The case throws a spotlight on the reliance of American companies, even in sensitive areas, on China as a manufacturing base for basic components. In the past 20 years, much production has been shifted out of the United States to lower cost areas, particularly China.
The sensors are part of the power thermal management system that Honeywell builds to cool the F-35, start its engines and pressurize the cabin, said Joe DellaVedova, spokesman for the Pentagon's F-35 program office.
(Read more: The new Humvee: Lockheed, Oshkosh, AM General bid on defense)
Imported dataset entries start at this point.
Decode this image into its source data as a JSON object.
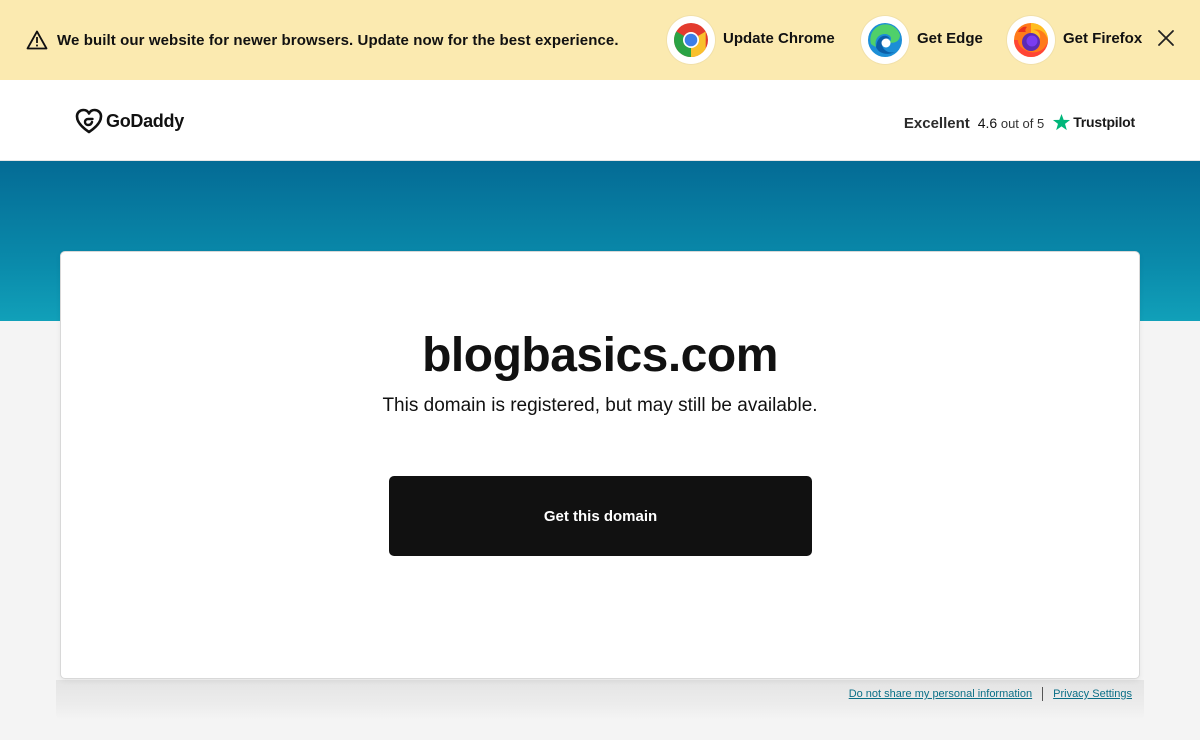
{
  "banner": {
    "message": "We built our website for newer browsers. Update now for the best experience.",
    "browsers": [
      {
        "label": "Update Chrome",
        "icon": "chrome-icon"
      },
      {
        "label": "Get Edge",
        "icon": "edge-icon"
      },
      {
        "label": "Get Firefox",
        "icon": "firefox-icon"
      }
    ],
    "background": "#fbeab0"
  },
  "header": {
    "logo_text": "GoDaddy",
    "rating": {
      "label": "Excellent",
      "score": "4.6",
      "score_suffix": "out of 5",
      "provider": "Trustpilot",
      "star_color": "#00b67a"
    }
  },
  "main": {
    "domain": "blogbasics.com",
    "subtitle": "This domain is registered, but may still be available.",
    "cta_label": "Get this domain",
    "hero_color": "#0a8bab"
  },
  "footer": {
    "links": [
      "Do not share my personal information",
      "Privacy Settings"
    ]
  }
}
Honeywell spokesman Scott Sayres said the company decided in late 2012 - after consulting with Lockheed and the Pentagon - to move production of the sensors used on the F-35 from China to a plant in Boyne City, Michigan. It funded the move at its own cost, he said.
Honeywell made the move after the origin of the sensors was discovered during a comprehensive review of the supply chain for the F-35, the newest U.S. warplane.
That was carried out by Lockheed after another key supplier, Northrop Grumman, discovered it had used non-compliant magnets made in Japan in building the jet's advanced radar system.
Pentagon acquisition chief Frank Kendall also issued a waiver for those parts.
Sayres said the sensors were part of a basic circuit card used in products sold commercially around the world.
"We firmly believe Honeywell has complied with all applicable U.S. laws and regulations relating to the manufacture of the component in China," Sayres said.
Officials at the Justice Department and Pentagon declined to comment on the reported Honeywell investigation.
One of the three sources familiar with the probe, who were not authorized to speak publicly, said it was focused on Honeywell's processes and procedures, rather than the components involved.
They were seen as low risk items that did not pose any security risk for the F-35 program.